Several specialized modules will be created and added during the phase of “Metagenomes Mapserver” development.

Base module: to allow basic functionalities as map visualization, zoom in, zoom out, panning, simple query, add and visualize a new layer, display legends, etc…
Complex queries module: it permits more sophisticated search functions such as showing maps and/or raw data where x, y, w, z… conditions are satisfied. The access to data from both environmental and metagenomic sides can be also implemented.
Graph module: to produce graphs for different selected variables; it can generate trends and perform analysis over time and space
Case study module: it is based on environmental sampling site data availability, it allows to change scale and works at sampling site level (eg. 10 km to 1m)
Download data module: it distributes chosen data sets and metadata in different formats (e. g. CSV, XML, PDF, Html, txt…).
Administrator module: it allows selected users to add and manage data from a web interface.
Optional modules: these may be developed in the future, for example a connection with external databases or new functionalities created from the Open GIS community during the “Metagenomes Mapserver” development.

WP6: Management

Objectives:
Ensuring tight integration of the different areas of expertise into the “Metagenomes Mapserver”, including links to the Networks of Excellence “Marine Genomics” and “MARBEF” mainly as test users.

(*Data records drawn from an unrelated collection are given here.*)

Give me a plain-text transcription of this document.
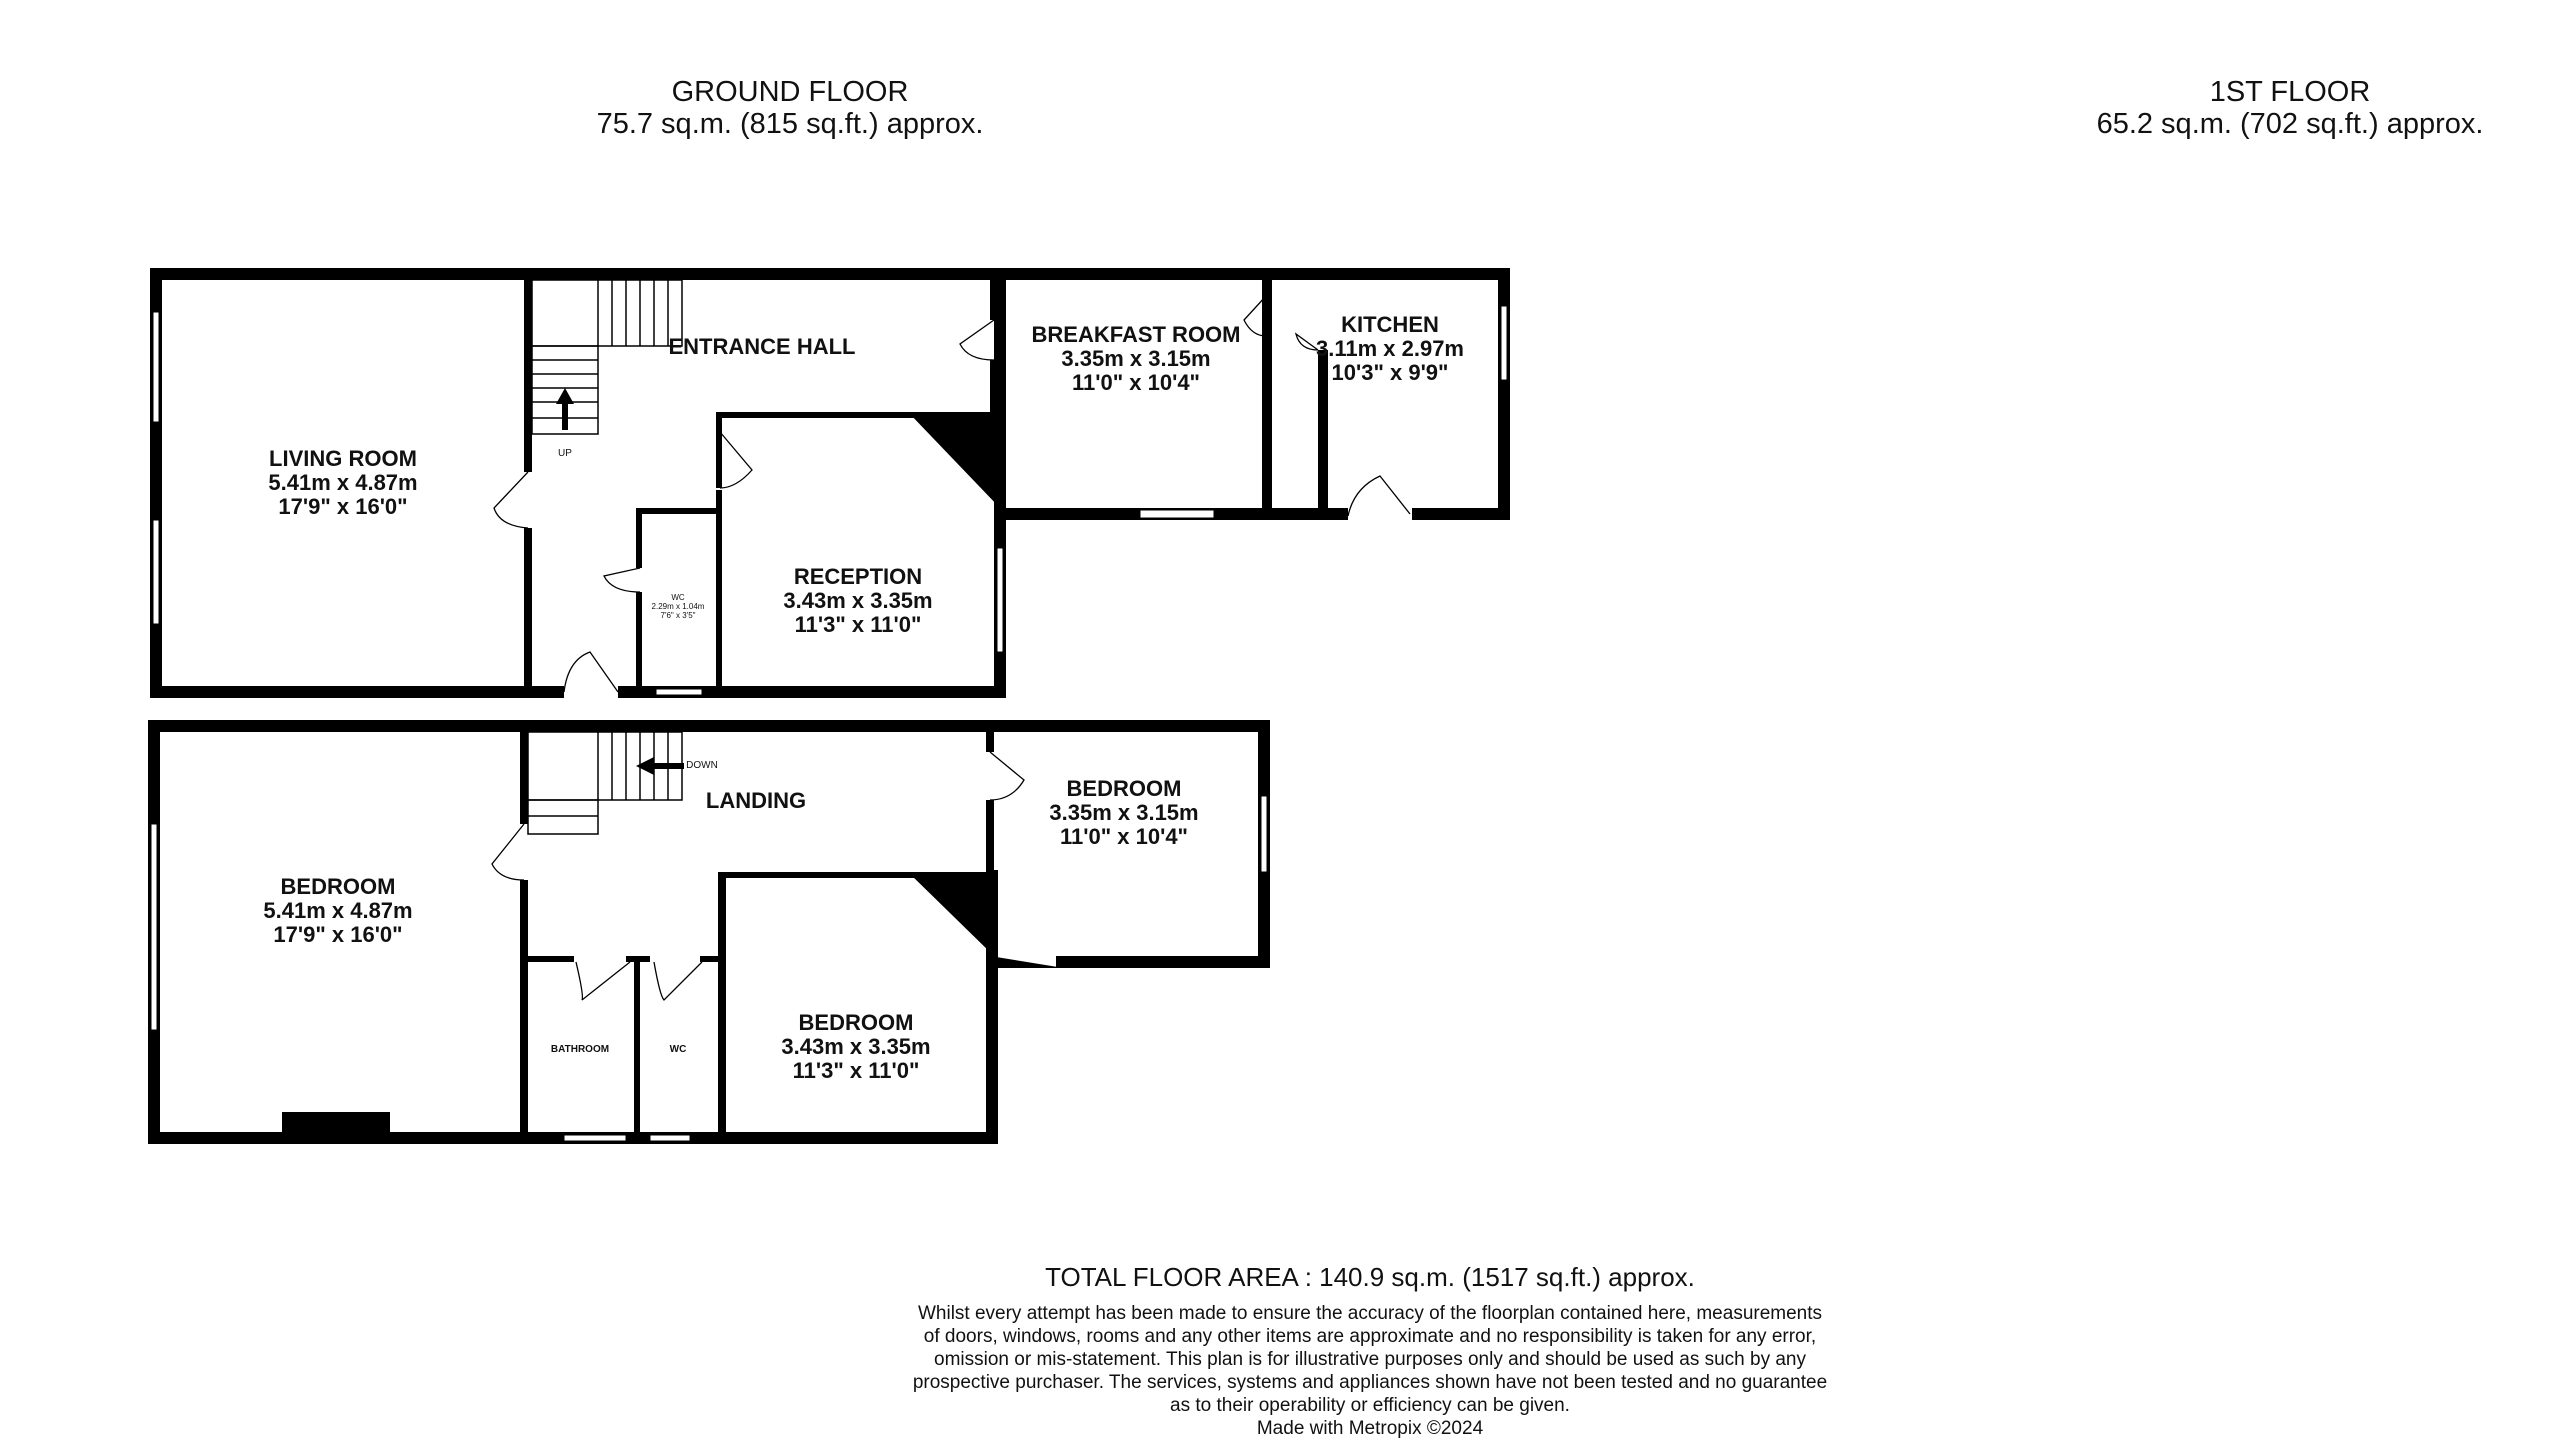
GROUND FLOOR
75.7 sq.m. (815 sq.ft.) approx.
1ST FLOOR
65.2 sq.m. (702 sq.ft.) approx.
LIVING ROOM
5.41m x 4.87m
17'9" x 16'0"
ENTRANCE HALL	BREAKFAST ROOM
3.35m x 3.15m
11'0" x 10'4"
KITCHEN
3.11m x 2.97m
10'3" x 9'9"
RECEPTION
3.43m x 3.35m
11'3" x 11'0"
WC
2.29m x 1.04m
7'6" x 3'5"
UP
BEDROOM
5.41m x 4.87m
17'9" x 16'0"
LANDING	BEDROOM
3.35m x 3.15m
11'0" x 10'4"
BEDROOM
3.43m x 3.35m
11'3" x 11'0"
BATHROOM	WC
DOWN
TOTAL FLOOR AREA : 140.9 sq.m. (1517 sq.ft.) approx.
Whilst every attempt has been made to ensure the accuracy of the floorplan contained here, measurements
of doors, windows, rooms and any other items are approximate and no responsibility is taken for any error,
omission or mis-statement. This plan is for illustrative purposes only and should be used as such by any
prospective purchaser. The services, systems and appliances shown have not been tested and no guarantee
as to their operability or efficiency can be given.
Made with Metropix ©2024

Organizing management committee and other meetings (kick-off, mid-term, bilateral).

Developing a tailored consortium agreement as well as plans and strategies for:

– Implementing knowledge management,

– Intellectual property right,

– Exploitation and dissemination of METAFUNCTIONS's results.

Description of Work:
This work package will develop effective information exchange between the partners, with the Max Planck Institute Bremen (MPIMM) in the centre. Thus, together with WP 3, it constitutes the backbone of the project by centralizing and organizing the data collection for full integration of different areas of expertise into the “Metagenomes Mapserver”.

The MPIMM dedicates an experienced manager to lead this work package, in order to implement management of knowledge, of intellectual property, exploitation and dissemination plans for the results. The plan for exploitation and dissemination will be developed by this manager and implemented together by all partners. A consortium agreement will regulate IPR and knowledge management issues. It will be specifically developed for this NEST Adventure project which is using open access databases and GIS standards as a basis.

There will be a small management committee which meets every half year. Every partner will be represented by one senior scientist in the management committee and have one vote. The manager will prepare the agenda for the meeting, minute the results and decisions made and communicate them to all involved scientists. After the kick-off meeting with all involved staff which started defining user requirements and specification (see WP 1) a set of bilateral meetings will finish the detailed WP 1 definitions to efficiently develop the details of Work Packages 2, 4 and 5 in relation to WP 3 Storage and Evaluation. Thus all work packages will run in parallel from month 3 on. Yearly meeting of all partners and involved staff are planned, plus one mid-term review meeting.

As the MPIMM is a member of two Networks of Excellence, “Marine Biodiversity” and “Marine Genomics”, in-depth contacts to two related communities of marine biologists and molecular ecologists are available to easily access test users. Furthermore these networks will expand existing databases on marine environmental and biodiversity information which in return can be put to good use by METAFUNCTIONS. Finally, access to unpublished data is important for the full success of METAFUNCTIONS. For this a major source will be the emerging NoE knowledge, which, due to the trust and integration developing in these Networks of Excellence, can be used by the three overlapping communities for mutual benefit.